Image guidance with either radiopaque fiducials implanted in the vertebrae or direct imaging of vertebral anatomy has been used to localize spinal anatomy and associated tumors.36,126,127 Although the extracranial stereotactic radiosurgery frame performs both immobilization and localization, image-guidance techniques require ancillary immobilization. This is generally accomplished by using moldable cushions with the patient lying in the supine position to reduce target motion as a result of respiration (Fig. 255-10). Yin and coworkers observed less than 1 mm of respiratory-induced motion in vertebral bodies during fluoroscopic studies of patients lying in the supine position.127 However, spinal anatomy may move more than 2 mm during the delivery of radiosurgery.128 Agazaryan and associates observed vertebral anatomy movements that vary as much as 3 mm and could occur in as little as 5 minutes. These results suggest a need for intrafraction patient monitoring and correctional shifts, even for patients whose overall treatment times are expected to be relatively short.128
Spine radiosurgery for primary benign, primary malignant, and metastatic tumors has the potential to improve local control by escalation of the effective radiation dose while minimizing the risk for spinal cord injury. An essential requirement for spine radiosurgery is the ability to accurately determine the spinal cord dose associated with a planned treatment so that an overdose to the cord can be avoided. Additionally, our understanding of the tolerance of the spinal cord to radiosurgery continues to evolve, and an accurate determination of the spinal cord dose associated with the treatment is required.

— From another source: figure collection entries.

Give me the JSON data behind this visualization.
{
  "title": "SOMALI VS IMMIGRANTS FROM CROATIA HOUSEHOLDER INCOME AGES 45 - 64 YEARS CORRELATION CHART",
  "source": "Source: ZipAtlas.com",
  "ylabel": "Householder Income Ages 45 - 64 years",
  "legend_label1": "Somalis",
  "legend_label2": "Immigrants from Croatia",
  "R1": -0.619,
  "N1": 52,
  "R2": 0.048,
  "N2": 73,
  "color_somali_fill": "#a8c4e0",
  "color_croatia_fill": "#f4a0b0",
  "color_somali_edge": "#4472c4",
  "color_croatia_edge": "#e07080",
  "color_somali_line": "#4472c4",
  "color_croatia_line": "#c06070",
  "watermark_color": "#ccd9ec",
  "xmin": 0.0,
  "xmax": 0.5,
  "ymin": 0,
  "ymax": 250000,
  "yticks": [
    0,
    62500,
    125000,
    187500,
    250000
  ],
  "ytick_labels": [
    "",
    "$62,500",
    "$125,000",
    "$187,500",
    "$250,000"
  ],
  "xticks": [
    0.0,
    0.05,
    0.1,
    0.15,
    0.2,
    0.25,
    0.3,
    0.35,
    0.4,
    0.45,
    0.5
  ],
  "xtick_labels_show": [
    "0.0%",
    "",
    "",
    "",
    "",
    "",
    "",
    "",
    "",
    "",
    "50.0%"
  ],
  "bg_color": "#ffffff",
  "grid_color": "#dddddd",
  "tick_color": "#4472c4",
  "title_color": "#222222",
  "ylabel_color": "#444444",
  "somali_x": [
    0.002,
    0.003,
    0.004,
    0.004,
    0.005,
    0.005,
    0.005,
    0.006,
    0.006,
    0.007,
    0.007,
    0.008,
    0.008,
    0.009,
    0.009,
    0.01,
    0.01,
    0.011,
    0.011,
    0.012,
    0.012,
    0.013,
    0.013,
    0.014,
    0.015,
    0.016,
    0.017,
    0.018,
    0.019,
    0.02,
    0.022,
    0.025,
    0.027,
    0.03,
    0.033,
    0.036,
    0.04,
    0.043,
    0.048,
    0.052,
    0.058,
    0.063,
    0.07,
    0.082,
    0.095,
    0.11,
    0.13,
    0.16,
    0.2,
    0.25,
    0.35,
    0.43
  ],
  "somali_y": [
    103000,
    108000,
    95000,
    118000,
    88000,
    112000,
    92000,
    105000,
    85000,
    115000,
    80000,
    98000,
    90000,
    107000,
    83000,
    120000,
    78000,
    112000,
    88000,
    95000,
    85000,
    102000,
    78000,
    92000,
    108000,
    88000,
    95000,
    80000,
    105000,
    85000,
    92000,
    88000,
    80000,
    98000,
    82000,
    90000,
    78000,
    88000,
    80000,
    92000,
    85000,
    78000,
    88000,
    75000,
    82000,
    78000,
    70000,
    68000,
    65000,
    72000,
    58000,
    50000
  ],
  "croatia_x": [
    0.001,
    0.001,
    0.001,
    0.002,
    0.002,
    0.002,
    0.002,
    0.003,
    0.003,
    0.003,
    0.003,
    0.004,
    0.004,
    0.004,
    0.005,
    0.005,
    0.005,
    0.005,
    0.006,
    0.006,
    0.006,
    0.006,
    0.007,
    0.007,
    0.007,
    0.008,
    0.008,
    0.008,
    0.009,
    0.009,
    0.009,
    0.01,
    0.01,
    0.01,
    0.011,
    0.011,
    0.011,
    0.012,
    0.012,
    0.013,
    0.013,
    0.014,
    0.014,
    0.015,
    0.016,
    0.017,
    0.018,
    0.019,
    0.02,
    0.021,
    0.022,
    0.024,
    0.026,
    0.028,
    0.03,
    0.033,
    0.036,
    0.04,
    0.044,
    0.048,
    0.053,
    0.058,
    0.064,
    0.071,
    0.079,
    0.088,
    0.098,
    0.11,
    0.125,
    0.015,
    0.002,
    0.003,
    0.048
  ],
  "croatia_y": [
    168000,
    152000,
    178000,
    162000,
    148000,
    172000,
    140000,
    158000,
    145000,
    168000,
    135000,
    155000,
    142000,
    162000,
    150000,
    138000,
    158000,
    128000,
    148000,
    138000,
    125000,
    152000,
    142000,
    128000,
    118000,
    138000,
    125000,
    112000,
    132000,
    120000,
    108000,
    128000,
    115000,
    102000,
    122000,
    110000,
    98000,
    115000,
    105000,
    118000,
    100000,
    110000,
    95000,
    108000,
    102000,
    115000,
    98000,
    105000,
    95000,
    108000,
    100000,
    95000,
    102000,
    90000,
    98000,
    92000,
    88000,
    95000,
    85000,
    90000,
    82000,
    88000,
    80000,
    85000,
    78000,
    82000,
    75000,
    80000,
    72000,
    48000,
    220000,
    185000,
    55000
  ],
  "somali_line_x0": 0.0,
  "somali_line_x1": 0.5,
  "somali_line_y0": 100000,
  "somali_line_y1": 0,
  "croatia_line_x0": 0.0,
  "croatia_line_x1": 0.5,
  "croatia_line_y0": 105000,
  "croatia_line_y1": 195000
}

Besides small systematic errors associated with positioning uncertainty during spine radiosurgery,129 random errors associated with patient movement create uncertainty regarding the actual radiation dose that the spinal cord receives. Published series of spine radiosurgery have explored and quantified intrafraction patient movement during spine radiosurgery, although additional data are needed.25,129,130 These data indicate that significant movement can occur during treatment. Separately, some groups have examined the uncertainty of the spinal cord dose associated with simulated patient positioning errors and demonstrated the need for an accurate understanding of uncertainty in setup and movement.131,132 Several cases of myelitis have been reported after spine radiosurgery.133-135 In the published accounts, the spinal cord doses appear to have been within limits widely accepted as being safe for almost all cases. However, only the planned cord dose could be reported, which ignores the possibility of intrafraction patient movement. It would be greatly beneficial to our understanding of spinal cord tolerance if a study were performed in which online measurements of patient movement were taken into account in providing an estimate of the actual dose delivered to the spinal cord. The measured patient translations and rotations can be simulated in the planning system after the treatment to determine the actual dose delivered to the spinal cord. Later, these data could be analyzed in terms of complications. Such monitoring capabilities do exist with modern radiosurgery systems (see Fig. 255-9).